The English Department has revised the M.A. comprehensive exam format to make it more beneficial to students. Rather than have students study a prescribed list of works, the Department is implementing a more individualized format, whereby each student can pursue topics and do research in areas of particular interest. This personalized exam format requires the student to develop two reading lists of his or her own in conjunction with at least two faculty members, after which the lists must be approved by a composition faculty committee composed of three members.

Each list must be accompanied by a rationale that contextualizes the issue within the field of composition. In addition, students’ first reading list must be approved by the time they have completed 18 credit hours. That way, they will know if they are on the right track, and it will allow enough time to develop the other list in a timely manner to allow for completing the M.A. degree at Northeastern within the six-year time frame allowed (note: a student has up to six years to complete the program; it need not take that long).

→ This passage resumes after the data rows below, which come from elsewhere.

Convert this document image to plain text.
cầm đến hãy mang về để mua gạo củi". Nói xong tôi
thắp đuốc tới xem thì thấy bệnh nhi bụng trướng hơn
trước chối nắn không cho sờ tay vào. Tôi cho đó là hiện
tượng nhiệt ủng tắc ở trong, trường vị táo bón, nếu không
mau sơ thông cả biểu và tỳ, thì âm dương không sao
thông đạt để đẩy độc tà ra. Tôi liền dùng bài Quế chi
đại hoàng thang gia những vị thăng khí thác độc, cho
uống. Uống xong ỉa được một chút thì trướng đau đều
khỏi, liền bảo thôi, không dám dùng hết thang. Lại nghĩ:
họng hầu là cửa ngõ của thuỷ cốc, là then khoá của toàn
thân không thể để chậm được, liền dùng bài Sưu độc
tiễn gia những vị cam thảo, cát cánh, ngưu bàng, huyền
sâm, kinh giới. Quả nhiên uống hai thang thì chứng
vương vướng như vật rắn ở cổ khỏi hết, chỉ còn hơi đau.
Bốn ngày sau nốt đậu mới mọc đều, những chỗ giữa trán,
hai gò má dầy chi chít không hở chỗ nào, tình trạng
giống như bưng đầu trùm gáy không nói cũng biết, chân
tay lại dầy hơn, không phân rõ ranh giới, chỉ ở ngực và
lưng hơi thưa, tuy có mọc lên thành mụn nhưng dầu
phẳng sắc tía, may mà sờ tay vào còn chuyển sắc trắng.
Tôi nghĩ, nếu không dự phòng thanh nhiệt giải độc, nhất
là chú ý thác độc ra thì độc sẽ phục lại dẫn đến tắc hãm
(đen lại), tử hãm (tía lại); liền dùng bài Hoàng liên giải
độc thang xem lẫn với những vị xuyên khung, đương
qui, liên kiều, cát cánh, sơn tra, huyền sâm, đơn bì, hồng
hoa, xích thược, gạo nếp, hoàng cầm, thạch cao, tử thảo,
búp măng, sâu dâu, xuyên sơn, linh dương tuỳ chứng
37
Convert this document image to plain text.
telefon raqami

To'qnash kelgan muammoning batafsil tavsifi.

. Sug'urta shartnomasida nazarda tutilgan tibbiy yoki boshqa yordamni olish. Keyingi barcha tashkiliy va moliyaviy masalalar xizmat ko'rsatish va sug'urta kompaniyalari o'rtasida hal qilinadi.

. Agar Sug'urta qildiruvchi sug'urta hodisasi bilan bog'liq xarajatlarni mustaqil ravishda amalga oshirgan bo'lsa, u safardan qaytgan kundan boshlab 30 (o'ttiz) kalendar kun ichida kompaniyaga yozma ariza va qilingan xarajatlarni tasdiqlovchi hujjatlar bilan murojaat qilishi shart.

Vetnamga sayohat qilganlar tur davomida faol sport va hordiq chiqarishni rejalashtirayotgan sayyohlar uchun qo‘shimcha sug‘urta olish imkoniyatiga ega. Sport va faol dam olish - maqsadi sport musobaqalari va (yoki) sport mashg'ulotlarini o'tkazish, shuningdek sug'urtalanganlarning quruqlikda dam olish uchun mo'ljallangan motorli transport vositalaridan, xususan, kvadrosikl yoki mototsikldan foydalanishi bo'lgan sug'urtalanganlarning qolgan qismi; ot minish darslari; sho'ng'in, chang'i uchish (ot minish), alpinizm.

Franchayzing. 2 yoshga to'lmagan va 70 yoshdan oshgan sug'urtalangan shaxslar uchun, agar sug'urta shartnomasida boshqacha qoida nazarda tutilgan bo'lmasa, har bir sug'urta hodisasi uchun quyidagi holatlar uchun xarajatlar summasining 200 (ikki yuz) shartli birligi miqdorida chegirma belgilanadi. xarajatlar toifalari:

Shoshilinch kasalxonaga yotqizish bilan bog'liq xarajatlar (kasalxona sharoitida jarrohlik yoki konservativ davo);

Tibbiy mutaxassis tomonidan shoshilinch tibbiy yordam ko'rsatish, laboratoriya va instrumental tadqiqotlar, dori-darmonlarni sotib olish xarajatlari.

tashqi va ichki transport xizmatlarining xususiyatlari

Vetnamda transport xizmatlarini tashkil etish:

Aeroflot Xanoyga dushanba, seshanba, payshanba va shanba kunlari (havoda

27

It would also be advisable, though not required, to take the exam on the first reading list within a semester or two of the approval.

There will be one take-home exam per reading list, scheduled by the student when ready. For each exam there will a 24-hour time limit, during which the student will be expected to write an 8-to-12-page essay (double-spaced) on one question emailed to the student on the exam date. Given the generous time limit, students will be able to carefully plan their essay, recheck sources and make specific references to the texts on their reading list; a high level of analysis and argument will be expected.

Upon completion of the three exams, students may be asked to discuss their findings in an informal oral defense.


Reading List Guidelines

  1. Students will write a one- page rationale (single-spaced) that positions their research topic historically, theoretically and/or pedagogically within the field of composition.
  2. Students are responsible for developing a first draft of their reading list before meeting with faculty.
  3. Each list should contain 12–15 sources, at least 4 of which must be book-length works.
  4. Each list should be compiled around a different specific theme or issue related to composition or rhetoric, though two different lists might focus on the same general topic. For example, one list might focus on how technology influences writing processes, whereas another reading list might focus on how audience influences writing processes.
  5. The reading lists may use specific coursework as a starting point, but that is not a requirement. If students do start with course material that piqued their interest in a particular topic, their reading list must extend well beyond what was covered in class and must be composed mostly of sources not covered previously in class.
  6. Taken as a whole, the two reading lists should demonstrate the student’s knowledge of composition theory, history and pedagogy, though the balance among those three elements will vary from student to student.